Wir sollen heiter Raum um Raum durchschreiten, An keinem wie an einer Heimat hängen, Der Weltgeist will nicht fesseln uns und engen, Er will uns Stuf‘ um Stufe heben, weiten. Kaum sind wir heimisch einem Lebenskreise Und traulich eingewohnt, so droht Erschlaffen, Nur wer bereit zu Aufbruch ist und Reise, Mag lähmender Gewöhnung sich entraffen.

Es wird vielleicht auch noch die Todesstunde Uns neuen Räumen jung entgegen senden, Des Lebens Ruf an uns wird niemals enden… Wohlan denn, Herz, nimm Abschied und gesunde!

Hermann Hesse

 

Das Abschied nehmen von Mama steht mir ja noch bevor. Inzwischen ist sie im Bestattungsinstitut aufgebahrt. Wenn ich könnte, wenn nicht 700 Kilometer dazwischen lägen, würde ich dorthin gehen. Meine Schwester hat mir versprochen, viele Fotos zu machen für mich, weil ich nicht dort sein und Mama nochmals sehen kann.

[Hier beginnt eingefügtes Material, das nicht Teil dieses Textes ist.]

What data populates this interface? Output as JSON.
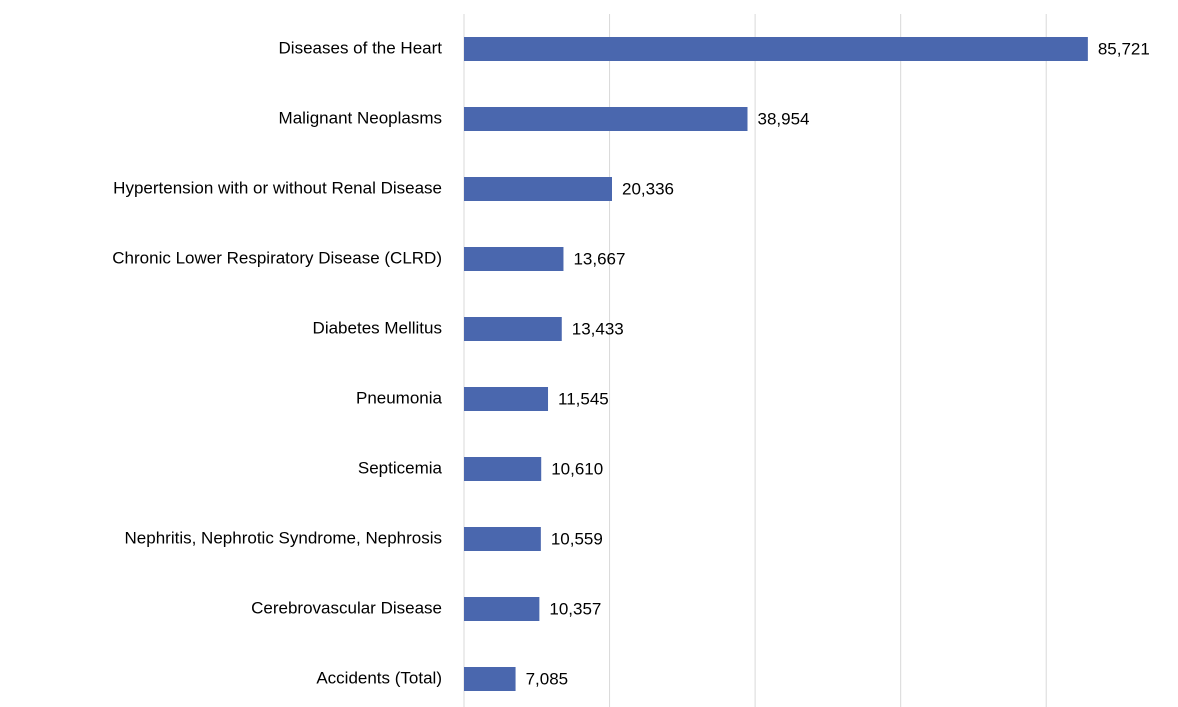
{
  "chart_data": {
    "type": "bar",
    "orientation": "horizontal",
    "categories": [
      "Diseases of the Heart",
      "Malignant Neoplasms",
      "Hypertension with or without Renal Disease",
      "Chronic Lower Respiratory Disease (CLRD)",
      "Diabetes Mellitus",
      "Pneumonia",
      "Septicemia",
      "Nephritis, Nephrotic Syndrome, Nephrosis",
      "Cerebrovascular Disease",
      "Accidents (Total)"
    ],
    "values": [
      85721,
      38954,
      20336,
      13667,
      13433,
      11545,
      10610,
      10559,
      10357,
      7085
    ],
    "value_labels": [
      "85,721",
      "38,954",
      "20,336",
      "13,667",
      "13,433",
      "11,545",
      "10,610",
      "10,559",
      "10,357",
      "7,085"
    ],
    "color": "#4a67ae",
    "xlim": [
      0,
      90000
    ],
    "xticks": [
      0,
      20000,
      40000,
      60000,
      80000
    ],
    "grid": true
  }
}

Am 17.10. ist dann die Trauerfeier mit anschließender Urnenbeisetzung. Da werde ich dabei sein. Habe heute alles gebucht: Bahnfahrkarte, ein Zimmer für mich in der schönen Pension, wo der Göttergatte und ich zuletzt im Juli gewohnt hatten.

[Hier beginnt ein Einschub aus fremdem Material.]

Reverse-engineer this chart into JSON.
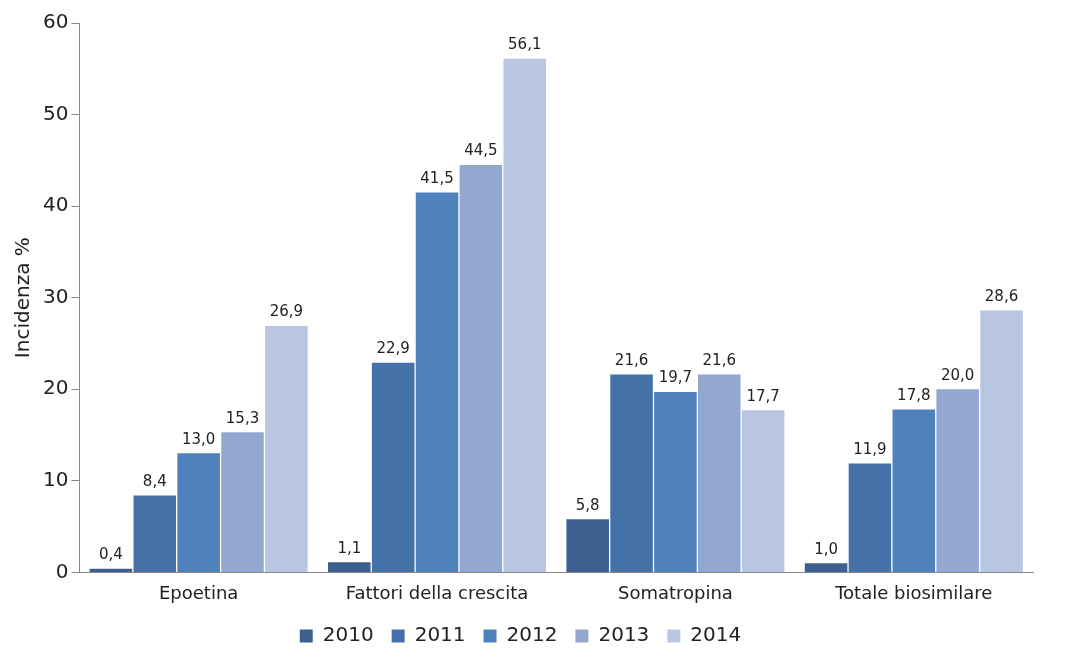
{
  "chart_data": {
    "type": "bar",
    "ylabel": "Incidenza %",
    "categories": [
      "Epoetina",
      "Fattori della crescita",
      "Somatropina",
      "Totale biosimilare"
    ],
    "series": [
      {
        "name": "2010",
        "color": "#3b5f8e",
        "values": [
          0.4,
          1.1,
          5.8,
          1.0
        ],
        "value_labels": [
          "0,4",
          "1,1",
          "5,8",
          "1,0"
        ]
      },
      {
        "name": "2011",
        "color": "#4471a7",
        "values": [
          8.4,
          22.9,
          21.6,
          11.9
        ],
        "value_labels": [
          "8,4",
          "22,9",
          "21,6",
          "11,9"
        ]
      },
      {
        "name": "2012",
        "color": "#4f81bd",
        "values": [
          13.0,
          41.5,
          19.7,
          17.8
        ],
        "value_labels": [
          "13,0",
          "41,5",
          "19,7",
          "17,8"
        ]
      },
      {
        "name": "2013",
        "color": "#93a8d0",
        "values": [
          15.3,
          44.5,
          21.6,
          20.0
        ],
        "value_labels": [
          "15,3",
          "44,5",
          "21,6",
          "20,0"
        ]
      },
      {
        "name": "2014",
        "color": "#b9c6e1",
        "values": [
          26.9,
          56.1,
          17.7,
          28.6
        ],
        "value_labels": [
          "26,9",
          "56,1",
          "17,7",
          "28,6"
        ]
      }
    ],
    "ylim": [
      0,
      60
    ],
    "yticks": [
      0,
      10,
      20,
      30,
      40,
      50,
      60
    ],
    "grid": false,
    "legend": "bottom"
  }
}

Ja: Ich werde alleine zu Mamas Beerdigung reisen.

Ja: Es war schon eine heftige Diskussion, die mein Mann und ich deswegen hatten. (Natürlich hätte ich ihn gerne bei mir gehabt!).

Wir haben uns zwei Tage Zeit genommen, um eine Entscheidung zu finden, die wir beide gemeinsam tragen können.

Was genau da zwischen uns stand und nun ausgeräumt ist? Morgen werde ich berichten.

Privat

Gestern abend um 22.55 Uhr rief meine Schwester mich an. 
Als ich ihren Namen im Display des Telefons sah, wußte ich schon, 
daß sie keine guten Nachrichten für mich haben würde.
Mama ist tot.
Kurz bevor meine Schwester mich anrief, hatte das Krankenhaus sie informiert.
Vergangene Woche schon hatte Mamas Zustand sich verschlechtert. 
Sie hatte schlimme Atembeschwerden, kam deshalb für einen Tag auf die Intensivstation
und wurde dort zeitweise sogar künstlich beatmet.
Ihr Zustand besserte sich aber nochmal soweit, daß sie zurück auf die normale Station
verlegt werden konnte. 
Zuletzt war noch eine Lungenentzündung hinzugekommen.